Often called transport poverty, the inability to access affordable and reliable transportation can result in a number of social issues. For a once-rural kid like myself, it often meant a lack of opportunities to engage in extracurriculars that offer pathways for success. Transport poverty also leaves many individuals feeling isolated and unable to engage in their community - one of the essential quality of life messages in 3rd Generation CPTED.

In some locations, informal networks emerge to create solutions to this issue. In the Australian town of Roma, Queensland, a local Indigenous elder spent most of her day driving local kids around to meetings and to school. 

At the MS Society in Ontario, there was an informal network of volunteers and other support staff who offered rides and helped people get to appointments and other things they couldn’t do without the accessibility bus. 

These stories are inspiring and remind us of the innovative and creative ways people come together to overcome issues in their neighbourhoods and communities. But there are more formal ways of making transportation easily accessible in order to allow people opportunities to build new networks and relationships and participate fully in their communities. 

Decent sidewalks and bike lanes make a big difference


For example, Demand Responsive Transit and Flexible Integrated Transport Systems offer a flexible and shared service that allows people who live near to each other to share transportation when buses or trains are not available or physically accessible. These systems allow users to pre-book transportation, meet at their home or nearby and travel to selected locations like shopping, health and community facilities or transportation hubs. 
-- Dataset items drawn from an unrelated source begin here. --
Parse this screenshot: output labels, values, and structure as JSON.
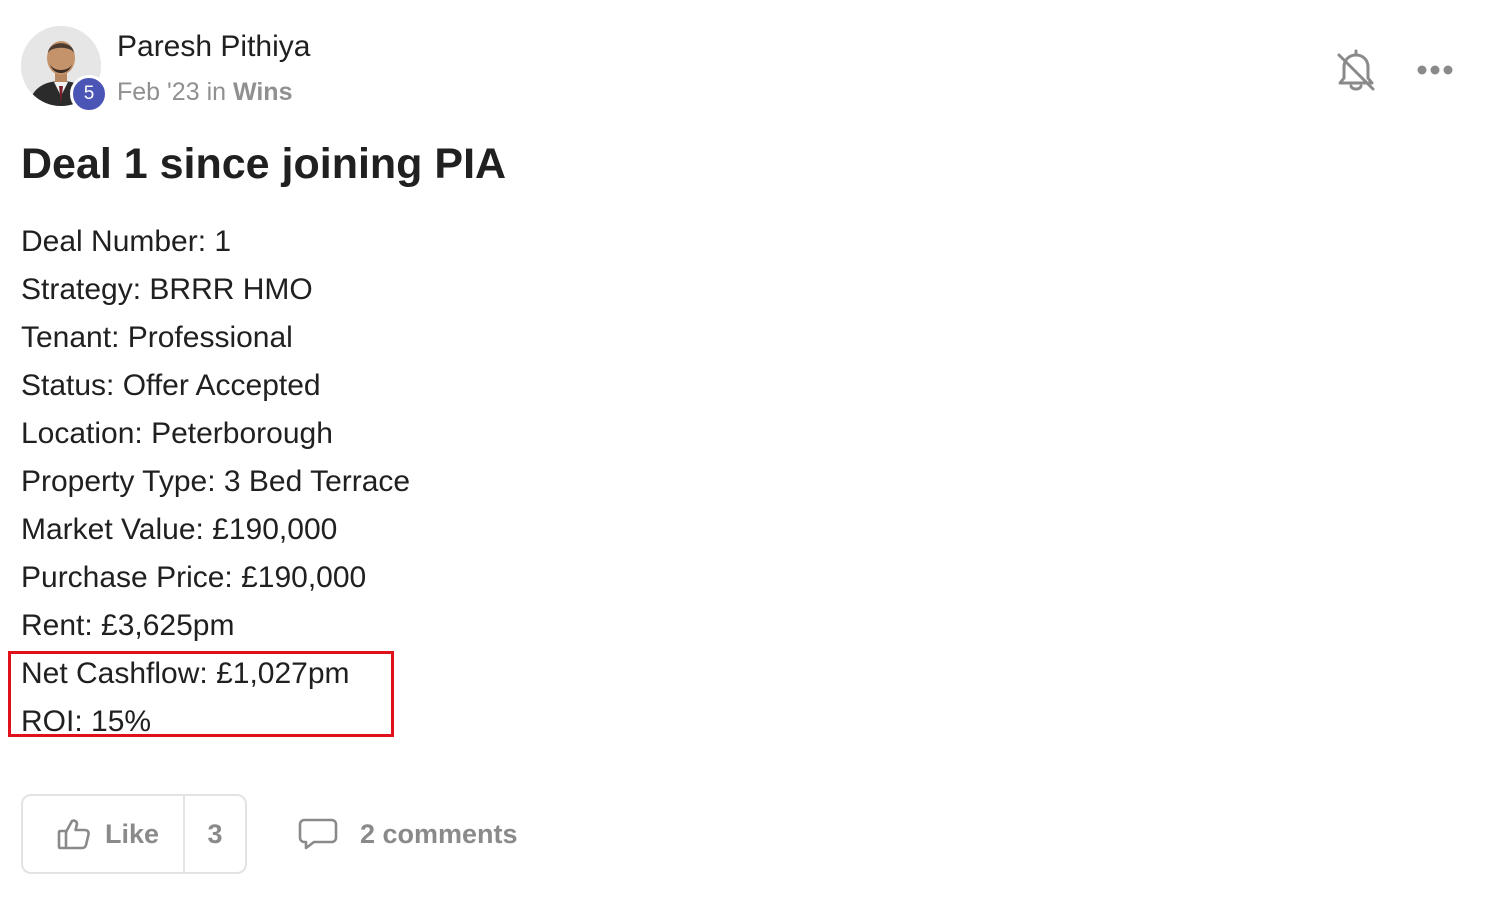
{
  "post": {
    "author": {
      "name": "Paresh Pithiya",
      "level": "5"
    },
    "meta": {
      "date": "Feb '23",
      "in_word": "in",
      "category": "Wins"
    },
    "title": "Deal 1 since joining PIA",
    "lines": [
      "Deal Number: 1",
      "Strategy: BRRR HMO",
      "Tenant: Professional",
      "Status: Offer Accepted",
      "Location: Peterborough",
      "Property Type: 3 Bed Terrace",
      "Market Value: £190,000",
      "Purchase Price: £190,000",
      "Rent: £3,625pm",
      "Net Cashflow: £1,027pm",
      "ROI: 15%"
    ],
    "actions": {
      "like_label": "Like",
      "like_count": "3",
      "comments_label": "2 comments"
    },
    "icons": {
      "notifications": "bell-off-icon",
      "more": "more-horizontal-icon",
      "like": "thumbs-up-icon",
      "comments": "comment-bubble-icon"
    }
  },
  "colors": {
    "level_badge": "#4a55b5",
    "highlight_box": "#e0111a",
    "muted_text": "#909090"
  }
}
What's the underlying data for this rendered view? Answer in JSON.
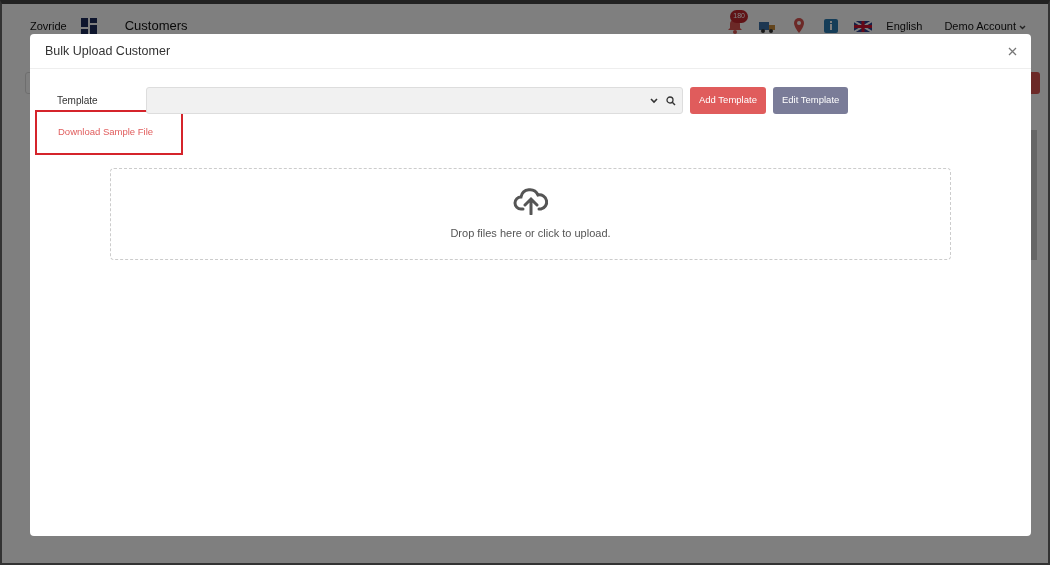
{
  "app_header": {
    "brand": "Zovride",
    "page_title": "Customers",
    "notification_count": "180",
    "language": "English",
    "account": "Demo Account"
  },
  "modal": {
    "title": "Bulk Upload Customer",
    "template_label": "Template",
    "buttons": [
      {
        "label": "Add Template",
        "kind": "primary"
      },
      {
        "label": "Edit Template",
        "kind": "secondary"
      }
    ],
    "download_link": {
      "label": "Download Sample File",
      "highlighted": true
    },
    "dropzone": {
      "text": "Drop files here or click to upload."
    }
  }
}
Essentially, it is like a big taxi for people in your area, but far more affordable by using a standard low fare (public transit focused) and can be easily accessed through phone technology like apps. These kinds of programs are used in parts of Europe and Australia. 



Public transportation should be affordable and accessible to everyone. It allows us to connect and engage fully in our community, while also accessing services to improve our health and quality of life. And after a year of COVID-19 – it might be more important than ever.